Existing literature and industry research largely emphasize theoretical threat models in the telecommunications space, often referencing frameworks like MITRE ATT&CK. However, they fall short when it comes to evaluating how those threats manifest in real-world telecom environments or how detection can be operationalized at scale. To build practical threat detection strategies, it’s necessary to first analyze and validate the theoretical landscape—reviewing cited data sources, tactics, techniques, and procedures (TTPs)—and then map them against the specific needs, telemetry capabilities, and architecture of telecom service providers
For the purposes of this document, the GCF Safeguarding the Future Networks & Emerging Technologies working group took the following approach:
- We analyzed multiple related publications and identified common themes and 3 gaps
- We proposed a whitepaper "Practical Threat Detections For Telecommunications" that will incorporate potentially all common practices and focus beyond traditional systems
- We are defining a framework for increaing detection performance which is aligned to common requirements from the analysed publications. Develoing the framework comprised of the following steps:
- Defining targeted audience & their needs (e.g., cybersecurity decision markers & framework to guide strategic decisions when monitoring telecoms and building threat detections)

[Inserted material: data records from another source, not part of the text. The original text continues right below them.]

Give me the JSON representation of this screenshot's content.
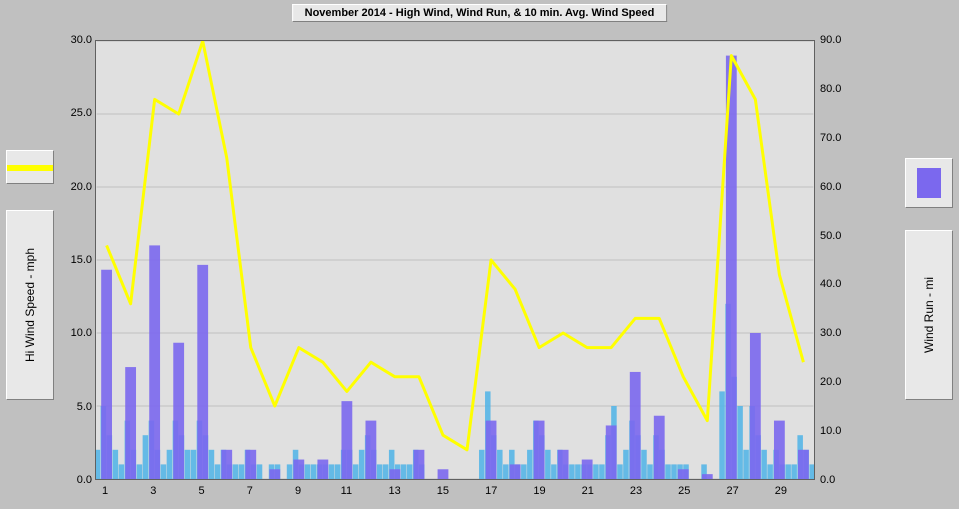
{
  "chart": {
    "title": "November 2014 - High Wind, Wind Run, & 10 min. Avg. Wind Speed",
    "background_color": "#c0c0c0",
    "plot_bg_color": "#e0e0e0",
    "left_axis": {
      "label": "Hi Wind Speed - mph",
      "min": 0,
      "max": 30,
      "step": 5,
      "tick_format": ".1f",
      "color": "#000000"
    },
    "right_axis": {
      "label": "Wind Run - mi",
      "min": 0,
      "max": 90,
      "step": 10,
      "tick_format": ".1f",
      "color": "#000000"
    },
    "x_axis": {
      "min": 1,
      "max": 30,
      "tick_step": 2,
      "tick_start": 1
    },
    "series": {
      "hi_wind_line": {
        "type": "line",
        "axis": "left",
        "color": "#ffff00",
        "line_width": 3,
        "days": [
          1,
          2,
          3,
          4,
          5,
          6,
          7,
          8,
          9,
          10,
          11,
          12,
          13,
          14,
          15,
          16,
          17,
          18,
          19,
          20,
          21,
          22,
          23,
          24,
          25,
          26,
          27,
          28,
          29,
          30
        ],
        "values": [
          16,
          12,
          26,
          25,
          30,
          22,
          9,
          5,
          9,
          8,
          6,
          8,
          7,
          7,
          3,
          2,
          15,
          13,
          9,
          10,
          9,
          9,
          11,
          11,
          7,
          4,
          29,
          26,
          14,
          8
        ]
      },
      "wind_run_bars": {
        "type": "bar",
        "axis": "right",
        "color": "#7b68ee",
        "opacity": 0.9,
        "bar_width": 0.45,
        "days": [
          1,
          2,
          3,
          4,
          5,
          6,
          7,
          8,
          9,
          10,
          11,
          12,
          13,
          14,
          15,
          16,
          17,
          18,
          19,
          20,
          21,
          22,
          23,
          24,
          25,
          26,
          27,
          28,
          29,
          30
        ],
        "values": [
          43,
          23,
          48,
          28,
          44,
          6,
          6,
          2,
          4,
          4,
          16,
          12,
          2,
          6,
          2,
          0,
          12,
          3,
          12,
          6,
          4,
          11,
          22,
          13,
          2,
          1,
          87,
          30,
          12,
          6
        ]
      },
      "avg_wind_bars": {
        "type": "dense_bar",
        "axis": "left",
        "color": "#4db3e6",
        "opacity": 0.85,
        "samples_per_day": 4,
        "days": [
          1,
          2,
          3,
          4,
          5,
          6,
          7,
          8,
          9,
          10,
          11,
          12,
          13,
          14,
          15,
          16,
          17,
          18,
          19,
          20,
          21,
          22,
          23,
          24,
          25,
          26,
          27,
          28,
          29,
          30
        ],
        "values": [
          [
            2,
            5,
            3,
            2
          ],
          [
            1,
            4,
            2,
            1
          ],
          [
            3,
            4,
            2,
            1
          ],
          [
            2,
            4,
            3,
            2
          ],
          [
            2,
            4,
            3,
            2
          ],
          [
            1,
            2,
            1,
            1
          ],
          [
            1,
            2,
            1,
            1
          ],
          [
            0,
            1,
            1,
            0
          ],
          [
            1,
            2,
            1,
            1
          ],
          [
            1,
            1,
            1,
            1
          ],
          [
            1,
            2,
            2,
            1
          ],
          [
            2,
            3,
            2,
            1
          ],
          [
            1,
            2,
            1,
            1
          ],
          [
            1,
            2,
            1,
            0
          ],
          [
            0,
            0,
            0,
            0
          ],
          [
            0,
            0,
            0,
            0
          ],
          [
            2,
            6,
            3,
            2
          ],
          [
            1,
            2,
            1,
            1
          ],
          [
            2,
            4,
            3,
            2
          ],
          [
            1,
            2,
            1,
            1
          ],
          [
            1,
            1,
            1,
            1
          ],
          [
            1,
            3,
            5,
            1
          ],
          [
            2,
            4,
            3,
            2
          ],
          [
            1,
            3,
            2,
            1
          ],
          [
            1,
            1,
            1,
            0
          ],
          [
            0,
            1,
            0,
            0
          ],
          [
            6,
            12,
            7,
            5
          ],
          [
            2,
            5,
            3,
            2
          ],
          [
            1,
            2,
            1,
            1
          ],
          [
            1,
            3,
            2,
            1
          ]
        ]
      }
    }
  }
}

- Setting the framework scope and purpose (e.g., qualitative analysis of ATT&CK and FiGHT's theoretical mitigations and data sources, contextualized against workloads, requirements and feasibility)
- Documenting the existing publication analysis to cover industry reports, and cybersecurity guidelines to map relevant components of SP systems (e.g., EPC, OSS/BSS etc)
- Seeking inspiration from existing cybersecurity frameworks used by cybersecurity professionals (e.g., NIST, MITRE)
- Defining key dimensions of the framework
- The threat landscape
- Requirements for detections
- Qualitative analysis of ATT&CK and FiGHT's theoretical mitigations and data sources
- Finally, we sought to make it practical
- For each component of the framework (e.g., indicator) define the approach to measure it (e.g., potential data sources)
- For each indicator define aspirational goal (e.g., use cases that it would help to address)
- Provide practical examples of the framework (i.e., illustrative example how the framework works in the practice)
- Based on this analysis, we inferred implications and proposed a path forwards which we will be published with GCF as a whitepaper
This whitepaper is intended to provice a practical guide to threat detection that is tailored specifically to telecom operators, rather than enterprises. It consolidates knowledge gathered through real-world deployments and engagements, transforming it into a market-wide strategy. The focus is on identifying which telemetry sources (e.g., NetFlow, BGP, GTP) are both viable and valuable, and on proposing use cases that address telecom-specific risks—such as signaling anomalies, network segmentation (trusted vs. untrusted zones), and interconnect abuse. This approach directly addresses the recurring concerns raised by telecom customers and fills the gap between generic threat models and actionable detection frameworks.